Mistake #5 -Try to Sell to Bookstores
Bookstores do not want your self-published book. They want income, and lots of it. That’s why they sell items other than books. If a bookstore agrees to carry your book or allow you to hold a book signing they are doing YOU a favor. Be gracious, thank them, but do not expect a bookstore to make your book a best seller.
Mistake #6 -Price Your Book to High
You are not Nicholas Sparks or John Grisham so do not expect the consumer to pay top dollar for your book. You may think your book is worth $14.95 but the consumer determines the perceived value of your book. Create an attractive entry-level price, grow legs under your book, and increase the price only after your book has sold hundreds.
Mistake #7 -No Kindle Version of Your Book
You will make more money selling Kindle copies of your book than you ever will selling print. Kindle copies cost less to produce and produce more income for you. Once you understand this you are miles ahead of most authors.
Mistake #8 -Think a Major Publisher Will Want Your Self-Published Book
They will not. You gave birth to a book. It is yours. A large publisher does not want your book unless it has sold thousands – as in twenty to thirty thousand. And if you self-published and sold thirty thousand copies and made $1.50 profit on each sale why would you WANT to give a publisher 70% of that profit?
Mistake #9 -Publish a Poorly Written Book
Sometimes an editor cannot fix a manuscript and some books should never be published. First novels, even second and third, are seldom ready for publication. But the allure of self-publishing remains. Fight the urge to see your name in print.
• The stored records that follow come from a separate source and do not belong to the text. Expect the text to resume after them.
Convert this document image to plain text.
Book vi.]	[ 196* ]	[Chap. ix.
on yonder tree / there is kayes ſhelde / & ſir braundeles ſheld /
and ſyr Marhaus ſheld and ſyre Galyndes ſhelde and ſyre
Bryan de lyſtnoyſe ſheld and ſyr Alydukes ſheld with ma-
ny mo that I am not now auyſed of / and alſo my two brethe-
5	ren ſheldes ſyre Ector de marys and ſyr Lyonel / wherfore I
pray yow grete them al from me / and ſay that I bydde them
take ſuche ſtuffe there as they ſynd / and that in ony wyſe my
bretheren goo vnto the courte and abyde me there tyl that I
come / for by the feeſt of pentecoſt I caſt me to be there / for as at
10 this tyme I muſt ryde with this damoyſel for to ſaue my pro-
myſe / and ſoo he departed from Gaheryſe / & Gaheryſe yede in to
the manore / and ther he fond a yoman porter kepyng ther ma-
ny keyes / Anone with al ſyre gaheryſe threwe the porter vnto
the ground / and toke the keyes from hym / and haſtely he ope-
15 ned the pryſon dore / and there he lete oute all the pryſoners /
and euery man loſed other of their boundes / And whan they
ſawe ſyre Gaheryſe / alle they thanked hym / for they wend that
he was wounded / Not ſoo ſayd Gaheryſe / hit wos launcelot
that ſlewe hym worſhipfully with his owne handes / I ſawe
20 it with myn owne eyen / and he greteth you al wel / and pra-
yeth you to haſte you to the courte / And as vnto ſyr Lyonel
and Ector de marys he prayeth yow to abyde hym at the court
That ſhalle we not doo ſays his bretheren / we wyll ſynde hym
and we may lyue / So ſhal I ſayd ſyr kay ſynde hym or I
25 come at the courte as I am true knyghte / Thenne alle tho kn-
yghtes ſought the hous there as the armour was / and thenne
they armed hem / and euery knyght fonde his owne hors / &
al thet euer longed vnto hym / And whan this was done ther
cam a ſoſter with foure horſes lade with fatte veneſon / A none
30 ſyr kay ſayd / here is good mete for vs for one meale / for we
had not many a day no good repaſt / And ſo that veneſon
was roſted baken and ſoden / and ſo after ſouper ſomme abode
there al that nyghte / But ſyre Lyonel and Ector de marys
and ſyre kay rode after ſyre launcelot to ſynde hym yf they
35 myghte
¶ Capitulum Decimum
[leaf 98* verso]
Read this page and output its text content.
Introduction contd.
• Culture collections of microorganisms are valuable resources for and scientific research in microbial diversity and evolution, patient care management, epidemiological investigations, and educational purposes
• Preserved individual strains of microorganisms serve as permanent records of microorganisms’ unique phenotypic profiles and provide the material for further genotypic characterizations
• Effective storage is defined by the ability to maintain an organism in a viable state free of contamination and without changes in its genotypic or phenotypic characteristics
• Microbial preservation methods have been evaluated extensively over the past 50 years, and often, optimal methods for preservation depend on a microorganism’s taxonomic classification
Instead, learn the craft. Go to conferences. Sit under faculty who have sold to major houses. Learn from their mistakes – not yours.
Mistake #10 – Ignore Mistakes 1-9 and Think Your Book is the Exception
It is not. The Shack was an exception – and still needs a good content editor. Writing, publishing, and selling a book is hard work. You want it to be hard. Otherwise, all books – even great books – would sell for a penny. Accept that you will have to write a great book, market it, hire editors, cover and book designers, beg for Amazon reviews and be satisfied selling 20 Kindle copies a month for a long time before readers recognize your book is worth $3. Accept that truth and you might be ready to self-publish.